# Kripo warnt vor rechtsfreiem Cyberspace



## Newsfeed (26 Januar 2009)

Bei den 3. Berliner Sicherheitsgesprächen fordert der Bund Deutscher Kriminalbeamter (BDK) Online-Durchsuchungen als Standardwerkzeug für die Strafverfolgung im Internet, lehnt Webseitensperren dagegen vehement ab.

Weiterlesen...


----------



## Aka-Aka (26 Januar 2009)

*AW: Kripo warnt vor rechtsfreiem Cyberspace*



> Klaus Jansen, Vorsitzender des Bunds Deutscher Kriminalbeamter (BDK), sieht in Online-Razzien den allein Erfolg versprechenden Ansatz für die Strafverfolgung im Internet. "Nichts anderes" würde im Cyberspace "funktionieren", als möglichst rasch Computersysteme heimlich zu durchsuchen, sagte der Kripo-Vertreter am heutigen Montag im Rahmen der 3. Berliner Sicherheitsgespräche zum Thema "Der virtuelle Tatort" in Berlin. Nur so könnte klar werden, welche Beweismittel ein Täter auf einem Rechner abgelegt habe. Anders könne die Polizei das Gewaltmonopol des Staates angesichts der zunehmenden Internetkriminalität kaum wahrnehmen.

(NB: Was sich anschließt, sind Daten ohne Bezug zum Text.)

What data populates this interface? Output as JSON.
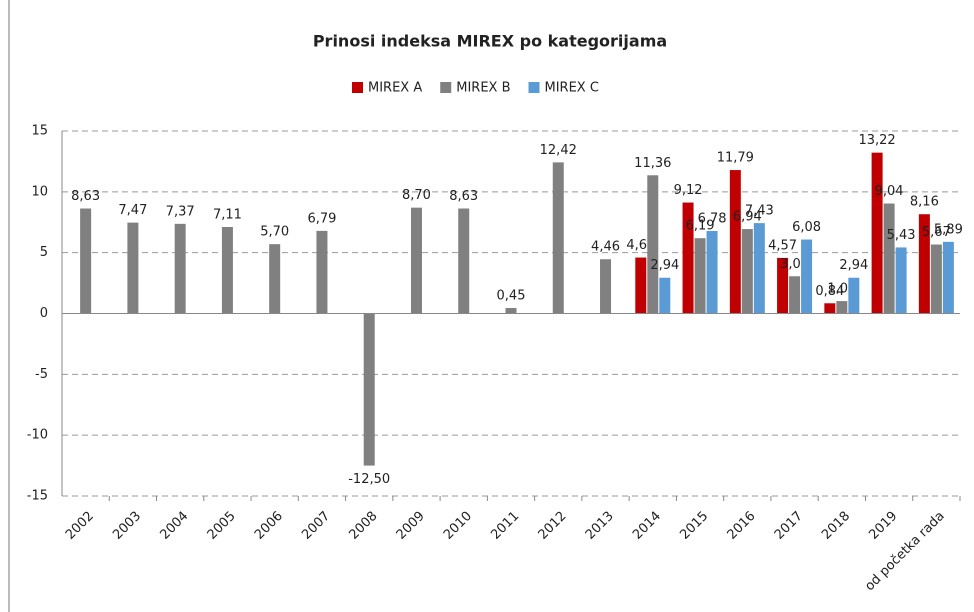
{
  "chart_data": {
    "type": "bar",
    "title": "Prinosi indeksa MIREX po kategorijama",
    "categories": [
      "2002",
      "2003",
      "2004",
      "2005",
      "2006",
      "2007",
      "2008",
      "2009",
      "2010",
      "2011",
      "2012",
      "2013",
      "2014",
      "2015",
      "2016",
      "2017",
      "2018",
      "2019",
      "od početka rada"
    ],
    "series": [
      {
        "name": "MIREX A",
        "color": "#c00000",
        "values": [
          null,
          null,
          null,
          null,
          null,
          null,
          null,
          null,
          null,
          null,
          null,
          null,
          4.6,
          9.12,
          11.79,
          4.57,
          0.84,
          13.22,
          8.16
        ],
        "value_labels": [
          null,
          null,
          null,
          null,
          null,
          null,
          null,
          null,
          null,
          null,
          null,
          null,
          "4,60",
          "9,12",
          "11,79",
          "4,57",
          "0,84",
          "13,22",
          "8,16"
        ]
      },
      {
        "name": "MIREX B",
        "color": "#808080",
        "values": [
          8.63,
          7.47,
          7.37,
          7.11,
          5.7,
          6.79,
          -12.5,
          8.7,
          8.63,
          0.45,
          12.42,
          4.46,
          11.36,
          6.19,
          6.94,
          3.06,
          1.02,
          9.04,
          5.67
        ],
        "value_labels": [
          "8,63",
          "7,47",
          "7,37",
          "7,11",
          "5,70",
          "6,79",
          "-12,50",
          "8,70",
          "8,63",
          "0,45",
          "12,42",
          "4,46",
          "11,36",
          "6,19",
          "6,94",
          "3,06",
          "1,02",
          "9,04",
          "5,67"
        ]
      },
      {
        "name": "MIREX C",
        "color": "#5b9bd5",
        "values": [
          null,
          null,
          null,
          null,
          null,
          null,
          null,
          null,
          null,
          null,
          null,
          null,
          2.94,
          6.78,
          7.43,
          6.08,
          2.94,
          5.43,
          5.89
        ],
        "value_labels": [
          null,
          null,
          null,
          null,
          null,
          null,
          null,
          null,
          null,
          null,
          null,
          null,
          "2,94",
          "6,78",
          "7,43",
          "6,08",
          "2,94",
          "5,43",
          "5,89"
        ]
      }
    ],
    "ylim": [
      -15,
      15
    ],
    "yticks": [
      -15,
      -10,
      -5,
      0,
      5,
      10,
      15
    ],
    "grid": true,
    "legend": "top"
  }
}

Daran, dass dies seitens der Protagonisten um das ministeriale [_selfedit_] nicht als Argument bzw. Einsatzmöglichkeit angedacht ist, ist zu erkennen, dass dies nicht dem entspricht, was die Protagonisten vorhaben. Gefahr ist dann, das so kluge Köpfe wie Jansen (und andere BDK-nahe Personen *wink*) mit einem richtigen Argument eine falsche Sache unterstützen. Das zumindest hält *mich* davon ab, so zu argumentieren.
Auch wegen dieses Arguments:


> Um auch technisch versierte international agierende Täter zu fangen, bedürfe es zudem einer "globalen Rechtsordnung". Andernfalls würden im Netz der Vorratsdatenspeicherung nur Eierdiebe hängen bleiben".


----------